Letters to the Editor

One reader’s perspective on educational costs | Letter

The recent street demonstrations by teachers for increased funding requires at least an attempt to give a little historical perspective to educational costs.

It takes 36 years for pay to double at an annual increase of 2 percent per year.

In 1960 in the Puget Sound area, teacher pay was in the neighborhood of $4,700 to $5,500, with very generous medical (full coverage), retirement (some could retire at 52 comfortably), sick leave (two weeks that accumulated) and various insurance subsidies.

In 1980 — not 36 years later — but 20, teacher pay had doubled, ranging approximately from about $10,000 to high $12,000s. The benefits were equally good, but there more state subsidized investment and insurance possibilities.

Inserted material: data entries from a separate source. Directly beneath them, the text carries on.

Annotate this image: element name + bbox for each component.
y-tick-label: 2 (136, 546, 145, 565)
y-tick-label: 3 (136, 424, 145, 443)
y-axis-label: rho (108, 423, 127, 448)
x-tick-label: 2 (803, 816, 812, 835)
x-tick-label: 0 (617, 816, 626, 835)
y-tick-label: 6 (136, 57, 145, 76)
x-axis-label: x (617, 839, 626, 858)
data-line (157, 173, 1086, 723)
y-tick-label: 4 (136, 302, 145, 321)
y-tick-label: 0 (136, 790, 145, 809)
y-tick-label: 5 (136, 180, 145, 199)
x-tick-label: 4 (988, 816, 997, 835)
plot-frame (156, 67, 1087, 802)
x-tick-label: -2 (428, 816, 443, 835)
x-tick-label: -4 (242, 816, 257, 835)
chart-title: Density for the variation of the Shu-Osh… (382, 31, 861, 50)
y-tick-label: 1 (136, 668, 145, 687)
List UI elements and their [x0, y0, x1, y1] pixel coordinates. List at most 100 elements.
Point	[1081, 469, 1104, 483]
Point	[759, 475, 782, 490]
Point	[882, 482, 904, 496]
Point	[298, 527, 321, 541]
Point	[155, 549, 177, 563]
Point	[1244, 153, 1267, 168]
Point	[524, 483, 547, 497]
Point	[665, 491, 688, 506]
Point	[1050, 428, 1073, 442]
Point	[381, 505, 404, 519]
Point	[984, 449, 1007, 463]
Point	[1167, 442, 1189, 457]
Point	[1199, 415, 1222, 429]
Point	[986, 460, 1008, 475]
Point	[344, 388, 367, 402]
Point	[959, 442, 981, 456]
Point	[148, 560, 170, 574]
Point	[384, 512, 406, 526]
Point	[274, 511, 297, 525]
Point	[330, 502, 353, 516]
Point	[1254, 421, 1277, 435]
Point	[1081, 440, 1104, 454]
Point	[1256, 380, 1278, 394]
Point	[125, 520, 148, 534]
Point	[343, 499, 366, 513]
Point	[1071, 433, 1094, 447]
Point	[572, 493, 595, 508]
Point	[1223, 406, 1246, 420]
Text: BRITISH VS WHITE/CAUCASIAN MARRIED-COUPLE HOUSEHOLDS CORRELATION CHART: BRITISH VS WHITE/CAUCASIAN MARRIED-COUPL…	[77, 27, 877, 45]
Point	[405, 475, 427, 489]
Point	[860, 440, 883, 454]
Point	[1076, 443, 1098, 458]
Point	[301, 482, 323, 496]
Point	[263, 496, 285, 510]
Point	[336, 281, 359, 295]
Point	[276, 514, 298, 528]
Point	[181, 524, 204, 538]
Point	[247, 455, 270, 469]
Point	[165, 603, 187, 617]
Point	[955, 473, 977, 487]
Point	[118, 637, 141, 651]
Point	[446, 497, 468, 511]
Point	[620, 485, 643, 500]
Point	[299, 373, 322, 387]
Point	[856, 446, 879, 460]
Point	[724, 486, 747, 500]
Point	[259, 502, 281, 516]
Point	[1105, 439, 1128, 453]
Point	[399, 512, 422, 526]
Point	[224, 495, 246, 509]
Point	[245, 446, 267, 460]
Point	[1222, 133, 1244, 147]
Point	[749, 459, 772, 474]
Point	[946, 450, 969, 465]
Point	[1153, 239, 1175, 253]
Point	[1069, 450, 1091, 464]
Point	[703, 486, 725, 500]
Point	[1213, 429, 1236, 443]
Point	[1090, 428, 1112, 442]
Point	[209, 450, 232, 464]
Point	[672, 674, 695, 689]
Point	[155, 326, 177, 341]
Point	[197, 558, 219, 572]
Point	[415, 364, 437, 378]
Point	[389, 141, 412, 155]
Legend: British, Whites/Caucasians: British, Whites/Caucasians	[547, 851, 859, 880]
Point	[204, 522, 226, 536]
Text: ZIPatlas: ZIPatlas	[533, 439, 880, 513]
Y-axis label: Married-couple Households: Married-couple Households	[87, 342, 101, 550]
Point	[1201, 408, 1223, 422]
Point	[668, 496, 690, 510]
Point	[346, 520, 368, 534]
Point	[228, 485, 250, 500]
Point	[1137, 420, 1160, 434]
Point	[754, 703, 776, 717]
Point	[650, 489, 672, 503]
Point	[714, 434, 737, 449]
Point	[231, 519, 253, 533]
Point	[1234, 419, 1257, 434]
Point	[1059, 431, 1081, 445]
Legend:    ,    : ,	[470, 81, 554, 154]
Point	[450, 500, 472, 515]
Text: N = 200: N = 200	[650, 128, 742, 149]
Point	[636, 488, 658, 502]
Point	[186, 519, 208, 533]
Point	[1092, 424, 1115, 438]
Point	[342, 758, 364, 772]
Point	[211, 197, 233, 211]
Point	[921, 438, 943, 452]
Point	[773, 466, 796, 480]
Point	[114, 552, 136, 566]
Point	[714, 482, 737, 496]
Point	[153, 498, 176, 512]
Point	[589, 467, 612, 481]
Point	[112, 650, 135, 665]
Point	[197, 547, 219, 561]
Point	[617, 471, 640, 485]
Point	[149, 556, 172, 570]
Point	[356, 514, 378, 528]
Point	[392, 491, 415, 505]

In 2010, salaries ranged from about $50,000 to about $70,000, but there has been a slight diminishment in the benefits, although the cost for the benefits in each successive period was more.

This is base pay and doesn’t include pay for a variety of possible activities.

Many teachers are married to other teachers.

Given there was more than a 10-fold increase in pay from 1960 to 2010, there was more than a thousand-percent increase in costs during this period, making clear that either there was much larger societal inflation than is governmentally provided, or that teachers have continued being comfortably middle class, especially for the two-income ones. One only needed to sit in faculty rooms just before summer vacation or just after it in these three periods to hear talk making clear just how comfortable life is for many teachers. Interesting trips, vacations. Earnings made in summer jobs. Newer cars.

The teachers enjoy equating state support with “the kids.” Meaning that if more and more money is spent on education, then the “kids” educational growth markedly benefits. But back in the 1960s, colleges were not complaining about the lack of skills that high-school graduates brought to them. And employers rarely complained about lack of basic skills. Remedial education was less costly, and special education didn’t take up half of all district income. And back in the 1960s, there were very few of the additional costs that are now abundantly available: many kinds of teacher assistants, graders and much more support staff.

Also since then the education system has had to do multiple broadenings of basic education definition, and standardized tests have been dumbed down.

How does U.S. educational achievement compare with most other countries today?

Readers should look up answers to this, and then ask themselves what are the efficacy of the teacher arguments in the demonstrations.